There may be an interaction between chlordiazepoxide - clidinium and any of the following:

  • alcohol
  • antacids
  • anticholinergic medications (e.g., atropine, hyoscyamine)
  • clarithromycin
  • diarrhea medicines that contain kaolin or attapulgite
  • fluconazole
  • fluvoxamine
  • itraconazole
  • ketoconazole
  • medications that cause sedation (e.g., antidepressants, benzodiazepines, barbiturates, MAO inhibitors, narcotics, phenothiazines, antihistamines)
  • nefazodone
  • phenytoin
  • potassium chloride
  • theophylline
  • warfarin

If you are taking any of these medications, speak with your doctor or pharmacist. Depending on your specific circumstances, your doctor may want you to:

  • stop taking one of the medications,
  • change one of the medications to another,
  • change how you are taking one or both of the medications, or
  • leave everything as is.

An interaction between two medications does not always mean that you must stop taking one of them. Speak to your doctor about how any drug interactions are being managed or should be managed.

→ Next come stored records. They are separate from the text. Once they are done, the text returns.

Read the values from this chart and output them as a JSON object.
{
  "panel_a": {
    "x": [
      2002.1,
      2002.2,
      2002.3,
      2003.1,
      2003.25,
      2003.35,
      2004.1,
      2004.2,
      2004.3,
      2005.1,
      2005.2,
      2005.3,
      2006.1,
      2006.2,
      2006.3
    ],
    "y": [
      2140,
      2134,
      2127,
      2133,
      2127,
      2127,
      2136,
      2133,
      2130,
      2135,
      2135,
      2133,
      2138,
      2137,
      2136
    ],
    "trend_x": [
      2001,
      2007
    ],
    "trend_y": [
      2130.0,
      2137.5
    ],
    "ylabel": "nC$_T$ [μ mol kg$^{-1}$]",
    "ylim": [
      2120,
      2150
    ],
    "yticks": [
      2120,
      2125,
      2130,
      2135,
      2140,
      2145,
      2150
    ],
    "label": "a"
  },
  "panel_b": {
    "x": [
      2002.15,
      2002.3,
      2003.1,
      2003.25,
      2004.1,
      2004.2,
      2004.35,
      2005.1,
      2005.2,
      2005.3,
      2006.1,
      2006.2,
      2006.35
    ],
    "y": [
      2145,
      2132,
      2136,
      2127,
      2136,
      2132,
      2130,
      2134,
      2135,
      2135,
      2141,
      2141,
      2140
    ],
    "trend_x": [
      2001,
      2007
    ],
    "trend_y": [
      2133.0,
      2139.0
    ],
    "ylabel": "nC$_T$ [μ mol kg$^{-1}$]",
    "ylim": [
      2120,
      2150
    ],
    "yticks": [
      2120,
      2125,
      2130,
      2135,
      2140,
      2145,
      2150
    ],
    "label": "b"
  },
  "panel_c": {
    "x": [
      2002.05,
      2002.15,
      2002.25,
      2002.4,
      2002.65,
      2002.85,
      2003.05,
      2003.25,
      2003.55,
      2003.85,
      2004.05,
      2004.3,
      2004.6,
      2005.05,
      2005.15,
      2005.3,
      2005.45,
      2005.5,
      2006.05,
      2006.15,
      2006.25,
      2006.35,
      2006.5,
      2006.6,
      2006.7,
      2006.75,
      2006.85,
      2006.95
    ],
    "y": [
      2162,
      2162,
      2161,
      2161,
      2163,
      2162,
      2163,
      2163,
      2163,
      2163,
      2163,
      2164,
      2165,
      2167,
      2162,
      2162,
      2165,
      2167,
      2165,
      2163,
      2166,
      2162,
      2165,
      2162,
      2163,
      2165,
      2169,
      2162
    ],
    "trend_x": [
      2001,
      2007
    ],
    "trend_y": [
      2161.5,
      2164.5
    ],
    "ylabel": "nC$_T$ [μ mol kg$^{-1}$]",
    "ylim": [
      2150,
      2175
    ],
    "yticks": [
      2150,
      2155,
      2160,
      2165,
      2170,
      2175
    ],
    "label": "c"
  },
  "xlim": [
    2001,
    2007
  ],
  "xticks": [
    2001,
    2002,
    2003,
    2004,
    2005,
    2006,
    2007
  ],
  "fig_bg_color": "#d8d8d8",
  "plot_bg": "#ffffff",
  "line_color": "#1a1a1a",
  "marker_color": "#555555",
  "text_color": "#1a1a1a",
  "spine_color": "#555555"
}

Medications other than those listed above may interact with this medication. Tell your doctor or prescriber about all prescription, over-the-counter (non-prescription), and herbal medications you are taking. Also tell them about any supplements you take. Since caffeine, alcohol, the nicotine from cigarettes, or street drugs can affect the action of many medications, you should let your prescriber know if you use them.